Nucleic Acids Research

Improving small RNA-seq by using a synthetic spike-in set for size-range quality control together with a set for data normalization

Locati, M. D., Terpstra, I., de Leeuw, W. C., Kuzak, M., Rauwerda, H., Ensink, W. A., van Leeuwen, S., Nehrdich, U., Spaink, H. P., Jonker, M. J., Breit, T. M., Dekker, R. J..
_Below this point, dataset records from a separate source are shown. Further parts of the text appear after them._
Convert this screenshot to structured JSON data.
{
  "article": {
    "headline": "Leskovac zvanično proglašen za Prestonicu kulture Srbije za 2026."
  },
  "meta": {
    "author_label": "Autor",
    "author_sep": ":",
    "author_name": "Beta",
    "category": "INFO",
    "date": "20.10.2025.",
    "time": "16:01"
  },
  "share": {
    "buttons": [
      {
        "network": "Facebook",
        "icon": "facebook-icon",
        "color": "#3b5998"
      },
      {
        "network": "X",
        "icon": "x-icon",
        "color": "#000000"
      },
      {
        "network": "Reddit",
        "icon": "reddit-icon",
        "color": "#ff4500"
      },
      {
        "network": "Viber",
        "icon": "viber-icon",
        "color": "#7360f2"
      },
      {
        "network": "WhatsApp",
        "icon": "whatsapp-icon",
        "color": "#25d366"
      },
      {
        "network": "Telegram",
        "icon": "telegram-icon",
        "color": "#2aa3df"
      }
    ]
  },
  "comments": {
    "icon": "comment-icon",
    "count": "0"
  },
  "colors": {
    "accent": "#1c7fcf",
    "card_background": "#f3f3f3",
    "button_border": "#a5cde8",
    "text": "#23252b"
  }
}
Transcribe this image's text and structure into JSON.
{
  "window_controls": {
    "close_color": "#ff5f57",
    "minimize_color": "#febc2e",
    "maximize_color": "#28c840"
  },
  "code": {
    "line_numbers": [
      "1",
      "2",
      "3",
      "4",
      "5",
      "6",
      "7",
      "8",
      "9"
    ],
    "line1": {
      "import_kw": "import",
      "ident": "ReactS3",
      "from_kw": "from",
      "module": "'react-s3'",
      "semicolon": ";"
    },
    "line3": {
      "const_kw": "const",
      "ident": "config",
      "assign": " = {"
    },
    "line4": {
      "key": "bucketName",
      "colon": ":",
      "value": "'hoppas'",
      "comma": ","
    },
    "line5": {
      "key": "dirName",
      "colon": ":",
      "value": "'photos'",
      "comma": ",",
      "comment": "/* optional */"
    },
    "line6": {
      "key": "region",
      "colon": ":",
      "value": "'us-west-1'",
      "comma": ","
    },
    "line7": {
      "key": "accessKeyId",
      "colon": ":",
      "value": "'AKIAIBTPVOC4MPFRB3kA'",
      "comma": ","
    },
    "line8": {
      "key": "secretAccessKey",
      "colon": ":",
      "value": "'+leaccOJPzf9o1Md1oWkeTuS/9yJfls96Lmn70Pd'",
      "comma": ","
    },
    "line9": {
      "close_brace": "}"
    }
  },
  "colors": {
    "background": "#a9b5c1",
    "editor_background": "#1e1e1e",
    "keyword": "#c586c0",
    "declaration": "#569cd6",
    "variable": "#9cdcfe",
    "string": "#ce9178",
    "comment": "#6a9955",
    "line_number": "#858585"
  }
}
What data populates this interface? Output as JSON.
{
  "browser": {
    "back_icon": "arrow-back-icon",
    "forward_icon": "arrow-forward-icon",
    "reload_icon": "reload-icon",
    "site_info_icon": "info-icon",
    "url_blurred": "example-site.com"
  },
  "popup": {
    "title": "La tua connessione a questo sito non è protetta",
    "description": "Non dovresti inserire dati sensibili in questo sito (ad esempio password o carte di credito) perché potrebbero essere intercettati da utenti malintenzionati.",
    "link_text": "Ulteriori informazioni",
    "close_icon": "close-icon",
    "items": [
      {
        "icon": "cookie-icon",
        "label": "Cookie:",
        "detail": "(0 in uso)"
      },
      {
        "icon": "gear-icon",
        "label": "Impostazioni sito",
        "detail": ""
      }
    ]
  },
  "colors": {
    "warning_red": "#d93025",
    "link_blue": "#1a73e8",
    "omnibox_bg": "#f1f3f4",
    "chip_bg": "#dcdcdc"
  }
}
There is an increasing interest in complementing RNA-seq experiments with small-RNA (sRNA) expression data to obtain a comprehensive view of a transcriptome. Currently, two main experimental challenges concerning sRNA-seq exist: how to check the size distribution of isolated sRNAs, given the sensitive size-selection steps in the protocol; and how to normalize data between samples, given the low complexity of sRNA types. We here present two separate sets of synthetic RNA spike-ins for monitoring size-selection and for performing data normalization in sRNA-seq. The size-range quality control (SRQC) spike-in set, consisting of 11 oligoribonucleotides (10–70 nucleotides), was tested by intentionally altering the size-selection protocol and verified via several comparative experiments. We demonstrate that the SRQC set is useful to reproducibly track down biases in the size-selection in sRNA-seq. The external reference for data-normalization (ERDN) spike-in set, consisting of 19 oligoribonucleotides, was developed for sample-to-sample normalization in differential-expression analysis of sRNA-seq data. Testing and applying the ERDN set showed that it can reproducibly detect differential expression over a dynamic range of 218. Hence, biological variation in sRNA composition and content between samples is preserved while technical variation is effectively minimized. Together, both spike-in sets can significantly improve the technical reproducibility of sRNA-seq.